Just wondering about the connection between "wife" and "weave". Did single women do the spinning and married women do the weaving?
Or could the husband and wife be seen as twisted or woven together?
Just wondering about the connection between "wife" and "weave".
The two words are not often thought to be related etymologically.
Spinster is one of the few agentive nouns in English where the archaic suffix -ster stills refers to a female agent. There are a bunch of proper names that use this suffix: Webster (weaver), Brewster (brewer), Dempster (judge), Baxter (baker), etc. After the suffix was reanalyze to be for masculine agents, the -ess was added to some words like seamstress.
Just wondering about the connection between "wife" and "weave".
The two words are not often thought to be related etymologically.
AHD4 traces them to two totally different PIE roots.
Isn't weaver the male equivalent of spinster?
"The spinster and the weaver....etc.?
I mean, there seems to be no special word for it other than bachelor.
I'm a little curious why it's not "spinstress."
I'm a little curious why it's not "spinstress."
Did you see my post up above? The Old English suffix -ster referred to female agents not masculine ones.
I misunderstood. I thought you had meant that all the words were reexamined to ensure they fit with the existing standard that -ster refers to male and -stress to female, not that the actual standard had changed. I guess it's just luck of the draw that they didn't change spinster when they changed the others?
I guess it's just luck of the draw that they didn't change spinster when they changed the others?[
Yep, pretty much like everything else in language ...
There are five dictionaries who give spinstress for spinster.
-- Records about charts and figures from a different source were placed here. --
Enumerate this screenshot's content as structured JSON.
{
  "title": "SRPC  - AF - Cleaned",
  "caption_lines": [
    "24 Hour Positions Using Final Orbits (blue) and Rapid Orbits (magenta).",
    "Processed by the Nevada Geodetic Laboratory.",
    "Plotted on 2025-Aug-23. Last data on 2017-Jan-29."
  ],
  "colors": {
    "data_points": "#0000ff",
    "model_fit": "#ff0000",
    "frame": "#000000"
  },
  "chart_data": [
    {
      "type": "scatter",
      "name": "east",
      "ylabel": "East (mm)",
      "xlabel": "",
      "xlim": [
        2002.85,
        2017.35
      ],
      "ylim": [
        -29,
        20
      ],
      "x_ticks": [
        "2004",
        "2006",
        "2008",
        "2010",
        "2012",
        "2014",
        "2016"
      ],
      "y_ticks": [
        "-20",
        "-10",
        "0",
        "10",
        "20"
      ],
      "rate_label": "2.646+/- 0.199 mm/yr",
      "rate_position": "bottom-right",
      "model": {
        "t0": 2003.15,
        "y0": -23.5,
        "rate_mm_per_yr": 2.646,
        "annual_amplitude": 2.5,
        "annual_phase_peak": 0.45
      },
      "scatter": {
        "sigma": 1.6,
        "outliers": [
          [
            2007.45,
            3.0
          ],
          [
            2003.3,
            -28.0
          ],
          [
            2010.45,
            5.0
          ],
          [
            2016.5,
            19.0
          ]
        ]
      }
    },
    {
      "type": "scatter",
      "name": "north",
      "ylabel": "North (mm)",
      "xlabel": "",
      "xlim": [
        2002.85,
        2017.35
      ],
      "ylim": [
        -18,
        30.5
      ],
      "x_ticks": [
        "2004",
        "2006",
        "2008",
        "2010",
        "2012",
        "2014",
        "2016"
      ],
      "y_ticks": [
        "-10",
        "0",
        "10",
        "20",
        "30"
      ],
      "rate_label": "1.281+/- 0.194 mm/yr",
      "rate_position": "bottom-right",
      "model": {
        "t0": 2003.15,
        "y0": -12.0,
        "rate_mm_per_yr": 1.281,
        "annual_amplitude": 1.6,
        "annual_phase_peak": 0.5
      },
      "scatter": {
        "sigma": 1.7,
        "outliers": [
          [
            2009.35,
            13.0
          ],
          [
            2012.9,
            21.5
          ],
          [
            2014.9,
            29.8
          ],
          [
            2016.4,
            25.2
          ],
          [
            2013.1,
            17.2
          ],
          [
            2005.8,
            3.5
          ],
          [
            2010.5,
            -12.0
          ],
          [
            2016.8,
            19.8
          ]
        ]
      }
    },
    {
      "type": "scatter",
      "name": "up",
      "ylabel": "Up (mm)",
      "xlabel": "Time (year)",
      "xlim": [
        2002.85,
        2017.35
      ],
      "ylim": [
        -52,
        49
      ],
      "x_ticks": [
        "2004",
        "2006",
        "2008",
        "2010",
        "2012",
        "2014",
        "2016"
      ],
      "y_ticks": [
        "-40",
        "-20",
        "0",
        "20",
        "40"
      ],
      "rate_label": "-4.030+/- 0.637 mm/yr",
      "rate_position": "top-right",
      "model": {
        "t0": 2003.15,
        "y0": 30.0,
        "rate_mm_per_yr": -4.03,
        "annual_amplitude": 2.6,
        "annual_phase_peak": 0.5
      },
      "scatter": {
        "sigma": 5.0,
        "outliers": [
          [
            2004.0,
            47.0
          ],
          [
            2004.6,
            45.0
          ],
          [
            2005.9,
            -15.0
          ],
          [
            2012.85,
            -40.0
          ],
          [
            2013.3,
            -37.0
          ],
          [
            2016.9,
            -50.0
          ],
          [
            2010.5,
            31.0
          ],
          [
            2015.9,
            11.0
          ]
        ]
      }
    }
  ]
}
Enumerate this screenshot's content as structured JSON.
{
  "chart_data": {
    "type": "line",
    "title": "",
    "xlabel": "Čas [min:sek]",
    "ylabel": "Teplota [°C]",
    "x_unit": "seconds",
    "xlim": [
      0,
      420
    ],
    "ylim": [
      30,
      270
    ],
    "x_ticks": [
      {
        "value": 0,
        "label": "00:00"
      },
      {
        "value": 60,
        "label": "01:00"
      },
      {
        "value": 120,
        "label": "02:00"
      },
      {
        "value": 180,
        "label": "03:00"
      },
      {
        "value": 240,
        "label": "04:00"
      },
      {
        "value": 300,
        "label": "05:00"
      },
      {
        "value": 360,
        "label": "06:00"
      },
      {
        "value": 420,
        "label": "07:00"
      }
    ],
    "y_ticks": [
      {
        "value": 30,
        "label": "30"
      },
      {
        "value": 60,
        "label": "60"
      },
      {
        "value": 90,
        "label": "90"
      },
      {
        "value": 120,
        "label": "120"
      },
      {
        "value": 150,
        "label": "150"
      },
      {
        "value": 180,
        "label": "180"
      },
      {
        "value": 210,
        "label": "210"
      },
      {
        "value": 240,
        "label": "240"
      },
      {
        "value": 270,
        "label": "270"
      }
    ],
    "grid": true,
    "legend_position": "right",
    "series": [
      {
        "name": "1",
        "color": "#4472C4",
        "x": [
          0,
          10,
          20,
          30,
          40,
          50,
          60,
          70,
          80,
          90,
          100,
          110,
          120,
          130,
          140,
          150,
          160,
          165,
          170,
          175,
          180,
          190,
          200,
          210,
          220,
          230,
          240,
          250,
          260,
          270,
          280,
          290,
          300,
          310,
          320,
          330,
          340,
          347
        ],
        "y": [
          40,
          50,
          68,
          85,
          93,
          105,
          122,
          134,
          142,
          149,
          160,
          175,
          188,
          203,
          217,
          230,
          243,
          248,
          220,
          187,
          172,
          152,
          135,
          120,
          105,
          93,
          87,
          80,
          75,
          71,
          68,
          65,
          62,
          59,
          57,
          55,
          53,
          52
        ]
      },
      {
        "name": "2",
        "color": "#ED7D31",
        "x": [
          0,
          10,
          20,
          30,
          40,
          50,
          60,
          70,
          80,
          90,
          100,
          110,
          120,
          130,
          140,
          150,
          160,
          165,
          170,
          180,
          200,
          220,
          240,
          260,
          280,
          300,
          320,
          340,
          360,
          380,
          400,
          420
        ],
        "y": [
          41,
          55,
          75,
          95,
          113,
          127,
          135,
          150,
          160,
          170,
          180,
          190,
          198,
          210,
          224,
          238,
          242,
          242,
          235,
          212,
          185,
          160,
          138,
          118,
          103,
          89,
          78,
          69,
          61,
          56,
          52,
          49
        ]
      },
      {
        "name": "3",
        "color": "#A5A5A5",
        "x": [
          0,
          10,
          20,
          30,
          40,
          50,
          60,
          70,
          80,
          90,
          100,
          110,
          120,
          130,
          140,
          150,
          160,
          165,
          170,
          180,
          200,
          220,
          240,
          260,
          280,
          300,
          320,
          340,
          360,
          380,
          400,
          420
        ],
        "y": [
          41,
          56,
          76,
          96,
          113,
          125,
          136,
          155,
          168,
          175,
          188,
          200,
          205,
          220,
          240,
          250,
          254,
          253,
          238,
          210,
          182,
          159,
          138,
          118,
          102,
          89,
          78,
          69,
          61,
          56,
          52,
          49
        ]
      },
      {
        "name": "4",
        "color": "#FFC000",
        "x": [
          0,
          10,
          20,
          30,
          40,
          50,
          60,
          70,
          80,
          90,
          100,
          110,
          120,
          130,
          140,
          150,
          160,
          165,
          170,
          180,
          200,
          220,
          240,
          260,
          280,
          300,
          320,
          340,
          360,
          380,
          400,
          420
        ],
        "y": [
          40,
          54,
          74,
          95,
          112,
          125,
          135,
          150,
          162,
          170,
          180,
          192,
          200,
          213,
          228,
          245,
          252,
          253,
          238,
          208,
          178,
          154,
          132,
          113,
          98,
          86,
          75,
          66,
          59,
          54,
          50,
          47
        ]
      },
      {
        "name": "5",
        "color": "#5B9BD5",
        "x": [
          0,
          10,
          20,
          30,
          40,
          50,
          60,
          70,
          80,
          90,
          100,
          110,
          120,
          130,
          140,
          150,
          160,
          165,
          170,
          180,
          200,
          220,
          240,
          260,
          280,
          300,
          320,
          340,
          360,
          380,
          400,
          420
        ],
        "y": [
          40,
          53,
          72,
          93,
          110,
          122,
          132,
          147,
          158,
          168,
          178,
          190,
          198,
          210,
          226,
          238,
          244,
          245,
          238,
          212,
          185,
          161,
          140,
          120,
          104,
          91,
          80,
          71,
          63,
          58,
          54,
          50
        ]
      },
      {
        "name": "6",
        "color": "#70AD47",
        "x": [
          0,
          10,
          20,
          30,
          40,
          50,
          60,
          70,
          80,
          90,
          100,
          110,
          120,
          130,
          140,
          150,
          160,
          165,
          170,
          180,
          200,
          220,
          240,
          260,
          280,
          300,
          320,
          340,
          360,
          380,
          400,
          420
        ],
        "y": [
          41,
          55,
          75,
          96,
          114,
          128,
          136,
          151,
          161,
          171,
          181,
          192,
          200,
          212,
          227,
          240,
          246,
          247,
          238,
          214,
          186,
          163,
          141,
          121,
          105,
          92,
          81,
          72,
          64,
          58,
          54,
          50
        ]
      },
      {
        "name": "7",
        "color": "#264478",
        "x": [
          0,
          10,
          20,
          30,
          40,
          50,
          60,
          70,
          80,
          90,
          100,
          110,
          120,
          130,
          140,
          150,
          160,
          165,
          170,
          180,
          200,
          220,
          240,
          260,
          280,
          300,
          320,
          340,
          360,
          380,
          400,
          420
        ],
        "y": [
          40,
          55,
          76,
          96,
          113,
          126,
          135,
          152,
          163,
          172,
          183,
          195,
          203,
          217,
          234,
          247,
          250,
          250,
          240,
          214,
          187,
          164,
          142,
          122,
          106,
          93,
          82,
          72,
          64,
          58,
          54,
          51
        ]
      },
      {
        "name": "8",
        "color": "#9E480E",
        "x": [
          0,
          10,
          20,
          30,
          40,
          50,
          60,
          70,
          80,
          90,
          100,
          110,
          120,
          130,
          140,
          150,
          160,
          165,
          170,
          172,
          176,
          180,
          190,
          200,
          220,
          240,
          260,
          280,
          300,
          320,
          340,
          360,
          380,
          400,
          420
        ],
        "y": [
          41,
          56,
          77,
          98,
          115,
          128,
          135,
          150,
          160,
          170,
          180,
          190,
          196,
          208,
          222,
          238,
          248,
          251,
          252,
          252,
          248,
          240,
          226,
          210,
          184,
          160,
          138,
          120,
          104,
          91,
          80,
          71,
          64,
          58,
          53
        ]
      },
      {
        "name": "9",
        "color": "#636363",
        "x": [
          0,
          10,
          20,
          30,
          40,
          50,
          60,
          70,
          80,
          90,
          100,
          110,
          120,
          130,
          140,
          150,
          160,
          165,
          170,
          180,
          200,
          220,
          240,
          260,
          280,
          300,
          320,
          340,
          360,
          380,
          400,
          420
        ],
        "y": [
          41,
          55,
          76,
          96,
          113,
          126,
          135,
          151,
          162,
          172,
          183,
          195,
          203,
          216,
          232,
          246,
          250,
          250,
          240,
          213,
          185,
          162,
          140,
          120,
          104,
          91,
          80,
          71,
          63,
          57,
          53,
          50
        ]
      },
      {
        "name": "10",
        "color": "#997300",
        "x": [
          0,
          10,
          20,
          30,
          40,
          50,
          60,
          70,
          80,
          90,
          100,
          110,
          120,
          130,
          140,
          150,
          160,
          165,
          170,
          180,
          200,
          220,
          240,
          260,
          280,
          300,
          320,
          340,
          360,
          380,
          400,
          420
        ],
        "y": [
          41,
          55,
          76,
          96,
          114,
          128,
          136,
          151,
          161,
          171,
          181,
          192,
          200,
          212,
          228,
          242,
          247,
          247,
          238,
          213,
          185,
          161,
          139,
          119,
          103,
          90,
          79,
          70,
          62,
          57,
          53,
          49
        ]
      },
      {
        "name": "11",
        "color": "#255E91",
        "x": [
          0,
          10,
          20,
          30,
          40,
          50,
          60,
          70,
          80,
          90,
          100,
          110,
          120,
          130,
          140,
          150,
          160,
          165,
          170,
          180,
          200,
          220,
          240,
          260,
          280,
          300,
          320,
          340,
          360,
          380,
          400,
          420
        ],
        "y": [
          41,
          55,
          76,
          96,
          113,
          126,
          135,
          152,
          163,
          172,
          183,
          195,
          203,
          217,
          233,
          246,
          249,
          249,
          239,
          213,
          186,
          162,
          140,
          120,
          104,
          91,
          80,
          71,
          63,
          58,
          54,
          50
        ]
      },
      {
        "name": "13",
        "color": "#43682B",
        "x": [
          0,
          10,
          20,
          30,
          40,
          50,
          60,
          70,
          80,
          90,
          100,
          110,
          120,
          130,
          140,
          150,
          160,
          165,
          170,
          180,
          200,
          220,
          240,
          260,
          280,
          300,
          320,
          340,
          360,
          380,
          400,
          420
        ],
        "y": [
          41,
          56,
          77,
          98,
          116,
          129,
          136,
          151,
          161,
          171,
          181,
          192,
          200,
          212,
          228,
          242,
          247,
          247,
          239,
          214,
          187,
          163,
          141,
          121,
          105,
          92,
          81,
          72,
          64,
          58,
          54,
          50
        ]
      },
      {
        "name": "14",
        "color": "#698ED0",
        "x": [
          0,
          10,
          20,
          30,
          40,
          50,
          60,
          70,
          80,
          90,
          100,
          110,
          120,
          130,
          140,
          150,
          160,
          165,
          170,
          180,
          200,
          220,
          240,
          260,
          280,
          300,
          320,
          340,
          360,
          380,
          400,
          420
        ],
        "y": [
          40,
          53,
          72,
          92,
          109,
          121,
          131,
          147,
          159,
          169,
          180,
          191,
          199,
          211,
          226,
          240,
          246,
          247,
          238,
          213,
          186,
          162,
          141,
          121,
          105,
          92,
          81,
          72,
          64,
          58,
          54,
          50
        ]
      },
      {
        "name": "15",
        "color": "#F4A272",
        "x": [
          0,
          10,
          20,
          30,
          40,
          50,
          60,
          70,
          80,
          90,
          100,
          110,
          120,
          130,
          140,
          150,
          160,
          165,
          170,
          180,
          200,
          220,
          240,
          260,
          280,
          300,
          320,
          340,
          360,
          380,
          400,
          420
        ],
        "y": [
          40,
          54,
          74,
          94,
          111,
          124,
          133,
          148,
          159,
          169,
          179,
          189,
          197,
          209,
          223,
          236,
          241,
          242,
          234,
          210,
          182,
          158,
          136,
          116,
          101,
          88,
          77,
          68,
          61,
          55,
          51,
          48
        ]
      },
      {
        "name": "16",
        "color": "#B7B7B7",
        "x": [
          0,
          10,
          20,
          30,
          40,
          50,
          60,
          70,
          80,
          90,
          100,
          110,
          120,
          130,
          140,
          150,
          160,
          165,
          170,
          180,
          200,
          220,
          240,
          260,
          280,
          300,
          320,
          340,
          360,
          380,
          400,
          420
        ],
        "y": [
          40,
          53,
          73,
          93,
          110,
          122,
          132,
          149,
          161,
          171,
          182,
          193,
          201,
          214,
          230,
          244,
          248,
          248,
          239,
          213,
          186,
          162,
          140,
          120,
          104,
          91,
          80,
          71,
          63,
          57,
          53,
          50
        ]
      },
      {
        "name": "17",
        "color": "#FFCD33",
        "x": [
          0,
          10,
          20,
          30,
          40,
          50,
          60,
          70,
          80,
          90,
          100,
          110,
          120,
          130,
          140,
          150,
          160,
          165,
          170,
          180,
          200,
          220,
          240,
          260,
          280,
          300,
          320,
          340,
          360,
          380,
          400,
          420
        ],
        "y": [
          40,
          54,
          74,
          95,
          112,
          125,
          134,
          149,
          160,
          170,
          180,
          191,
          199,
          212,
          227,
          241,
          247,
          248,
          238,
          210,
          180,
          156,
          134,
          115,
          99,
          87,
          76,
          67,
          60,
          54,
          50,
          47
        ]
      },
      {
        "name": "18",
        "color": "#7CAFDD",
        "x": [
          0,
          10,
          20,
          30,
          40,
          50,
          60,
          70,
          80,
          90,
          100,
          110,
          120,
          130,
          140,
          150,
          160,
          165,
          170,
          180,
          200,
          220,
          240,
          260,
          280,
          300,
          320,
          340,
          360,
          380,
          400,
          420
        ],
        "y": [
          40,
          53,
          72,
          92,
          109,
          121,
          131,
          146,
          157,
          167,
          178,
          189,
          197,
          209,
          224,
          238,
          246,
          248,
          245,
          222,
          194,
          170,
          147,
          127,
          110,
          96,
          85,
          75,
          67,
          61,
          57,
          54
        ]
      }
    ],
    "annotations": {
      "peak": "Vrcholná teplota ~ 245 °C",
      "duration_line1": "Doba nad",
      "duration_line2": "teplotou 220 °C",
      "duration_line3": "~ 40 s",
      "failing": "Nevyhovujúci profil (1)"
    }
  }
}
I also remember having read it in books. Just like seamstress. It can be good differentiation between a spinster ( unmarried maiden )and a woman who spins.
my sister put 'bachelorette' on her marriage license application (she hates the word spinster)...well the clerk crossed it out saying it wasn't a true word or status..and HE wrote spinster.
Huh? Is this in place of, say, Unmarried on a form?
Spinster on a licence? Isn't spinster a very old fashioned word to use on official papers! Unmarried is good word on papers used both for those who are not married yet and those who have been unmarried/divorced.
Isn't spinster a very old fashioned word to use on official papers!
Bureaucrats tend to be conservative and old-fashioned and stubborn and annoying.
Just wondering about the connection between "wife" and "weave". Did single women do the spinning and married women do the weaving?
Or could the husband and wife be seen as twisted or woven together?
And, back in the day,
wīf meant woman without regard to marital status.